(DC Comics, 2014)
Written by Geoff Johns
Pencils by David Finch
Inks by Richard Friend
Color Artwork by Sonia Oback
The delay between issues 6 and 7 took a lot of power out of the punch that was ultimately delivered by this concluding chapter of Forever Evil, particularly where the fate of Dick Grayson is concerned. However, that being said there is still a lot to be excited about in the final act of this epic tale. Sure many of the tie-in issues under the Forever Evil banner came out before issue 7, essentially letting the proverbial cat (or bird in this case, Robin) out of the bag but there are so many plot threads to be addressed that Nightwing’s unmasking is almost a half forgotten afterthought at this point. Geoff Johns’ packs such a voluminous amount of information into this issue that is no surprise when several plot threads are left unresolved. Let’s face it Forever Evil is an ambitious project, perhaps one of the most involved and complex narratives since Blackest Night and once again Johns does an extremely meticulous job of addressing the details that form the basis of the plot but, in the case of Dick Grayson Johns seems to have built up to an anti-climactic end in favor of more deeply exploring Lex Luthor’s ultimate role.
From the beginning it was obvious that Luthor was going to play a major role in Forever but in a story with such an immensely large cast and sweeping scope sometimes it takes a bit of exposition to focus more accurately on just who the main character is going to be, in this case there is no doubt that Luthor became the focal point of the narrative. It became the story of his transformation from evil to almost good. We are still left with a Luthor who has his own best interest at heart although now there seems to be more grey areas in his world of formerly stark black and white. Johns does an amazing job of pulling Luthor more clearly into focus; as a character he has never seemed more human. Through his actions and especially through his narration we come to see him in a light we have not viewed him in before and what emerges is a Lex Luthor that is more complex and engrossing than ever. In fact I could easily envision a Luthor on-going monthly series spinning out of this whole thing.
As monumentally game changing as the unmasking of Nightwing is, there is a revelation in this issue that dwarfs its implications by comparison to an unfathomable degree. Luthor’s vast intellect and razor sharp deductive ability serves him well in uncovering another major player’s secret identity. The possible long reaching effects of this discovery are mind boggling and could forever change the landscape of the DCU. Overall Johns handles the multitude of villains in Forever Evil with expert precision and attention to character, motivation and personality. His change of perspective regarding Captain Cold and several other villains who seem to have epiphanies of varying degrees by narratives’ end feels genuine and well planned, Johns does an admirable job of leaving no stone unturned in this regard. The Crime Syndicate’s fate is explored in particular detail; the various members and their resulting consequences are some of the most enthralling aspects of this issue and in fact Forever Evil in its entirety.

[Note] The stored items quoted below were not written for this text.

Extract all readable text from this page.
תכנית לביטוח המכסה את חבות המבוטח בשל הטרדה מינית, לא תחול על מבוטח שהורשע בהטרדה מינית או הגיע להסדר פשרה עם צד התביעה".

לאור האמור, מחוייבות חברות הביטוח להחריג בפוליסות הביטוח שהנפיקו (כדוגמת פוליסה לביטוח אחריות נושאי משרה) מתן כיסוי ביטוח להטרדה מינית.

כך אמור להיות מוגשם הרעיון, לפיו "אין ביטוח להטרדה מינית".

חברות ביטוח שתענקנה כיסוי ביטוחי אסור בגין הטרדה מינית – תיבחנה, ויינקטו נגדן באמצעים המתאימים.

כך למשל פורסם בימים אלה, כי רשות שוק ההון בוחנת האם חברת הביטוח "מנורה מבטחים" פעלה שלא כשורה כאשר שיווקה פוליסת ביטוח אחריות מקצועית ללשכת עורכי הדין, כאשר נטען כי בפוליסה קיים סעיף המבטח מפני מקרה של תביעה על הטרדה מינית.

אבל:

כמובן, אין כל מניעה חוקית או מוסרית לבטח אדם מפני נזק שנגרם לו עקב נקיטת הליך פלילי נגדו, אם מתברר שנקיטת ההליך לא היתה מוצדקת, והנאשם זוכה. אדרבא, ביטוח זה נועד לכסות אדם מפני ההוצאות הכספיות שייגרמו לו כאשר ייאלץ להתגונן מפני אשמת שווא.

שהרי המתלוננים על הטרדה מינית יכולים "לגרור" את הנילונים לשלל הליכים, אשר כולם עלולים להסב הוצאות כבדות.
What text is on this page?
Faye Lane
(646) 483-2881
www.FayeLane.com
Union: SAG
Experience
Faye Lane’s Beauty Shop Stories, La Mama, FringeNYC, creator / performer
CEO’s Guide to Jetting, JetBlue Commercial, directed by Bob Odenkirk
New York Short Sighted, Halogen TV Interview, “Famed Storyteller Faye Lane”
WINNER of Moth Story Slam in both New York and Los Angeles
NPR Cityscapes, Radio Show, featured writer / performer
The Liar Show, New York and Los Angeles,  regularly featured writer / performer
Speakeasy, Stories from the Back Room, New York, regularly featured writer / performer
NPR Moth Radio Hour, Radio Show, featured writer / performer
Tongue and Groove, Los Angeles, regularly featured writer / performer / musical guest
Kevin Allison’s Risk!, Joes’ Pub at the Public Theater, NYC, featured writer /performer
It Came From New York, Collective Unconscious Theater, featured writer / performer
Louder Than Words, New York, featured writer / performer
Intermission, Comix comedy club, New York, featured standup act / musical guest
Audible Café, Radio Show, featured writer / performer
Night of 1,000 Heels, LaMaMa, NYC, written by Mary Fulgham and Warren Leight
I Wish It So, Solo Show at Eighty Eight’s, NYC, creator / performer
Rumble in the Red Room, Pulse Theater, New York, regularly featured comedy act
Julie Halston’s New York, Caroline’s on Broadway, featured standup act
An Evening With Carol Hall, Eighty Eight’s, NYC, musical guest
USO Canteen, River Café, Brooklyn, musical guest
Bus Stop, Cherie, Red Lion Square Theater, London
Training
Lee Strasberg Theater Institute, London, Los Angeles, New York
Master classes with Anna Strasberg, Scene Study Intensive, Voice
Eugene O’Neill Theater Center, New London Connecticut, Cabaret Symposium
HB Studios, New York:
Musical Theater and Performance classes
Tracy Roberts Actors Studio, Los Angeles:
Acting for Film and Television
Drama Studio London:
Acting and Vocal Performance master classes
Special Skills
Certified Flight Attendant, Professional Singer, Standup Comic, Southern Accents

Of the many nods to the future of the DCU one that stands out to me as being extremely exciting is the meeting between Luthor and young Ted Kord. Kord aka Blue Beetle is set to play a major role in “Pax Americana”, a story in Grant Morrison’s groundbreaking Multiversity epic due out later this summer. His appearance here makes it apparent that Blue Beetle will be turning up sooner than later in the pages of Justice League; could a Booster Gold/ Blue Beetle reunion be far behind? I think not.
Artistically David Finch does some of the best work of his stellar career in this issue, as well as in the series as a whole. His dynamic approach to storytelling and exciting page composition adds a degree of intensity to Johns’ already powerful narrative. The images explode from the page with a kind of kinetic energy that Finch seems to effortlessly command. His shadowy figures convey a spectrum of emotion ranging from intense brooding to the explosively violent. There is an energy just beneath the surface of Finch’s work that threatens to break through at times giving the action an enhanced sense of urgency. Richard Friend inks Finch perfectly, never muddying the subtle aspects of his pencils or losing the detail in a mass of black shadow. Friend’s inks are nuanced and light enough to let Finch’s genius come through. Sonia Oback’s colors are perfectly suited to bring Finch’s imagery to life; not overly vivid but suitably vibrant to capture the tonal quality of the images and narrative.
Forever Evil while not perfect does succeed in telling an entertaining and engrossing tale with implications that could echo through the DCU for the foreseeable future. Certainly Johns could have more thoroughly summed up the events of Forever Evil but what he has done is thought provoking and intriguing enough to make it one of my favorite events in recent times and I recommend diving into with both feet if you haven’t already. The story and art are both first rate, full of the kind of dark subject matter and sensibilities that have come to define the best of the DCU. (4/5)
Shawn is an aspiring writer/ artist who has been reading, collecting and living comic books for over 30 years. He lives in Baltimore with his wife, their son, lots of cats, dogs and other various finned and furry friends.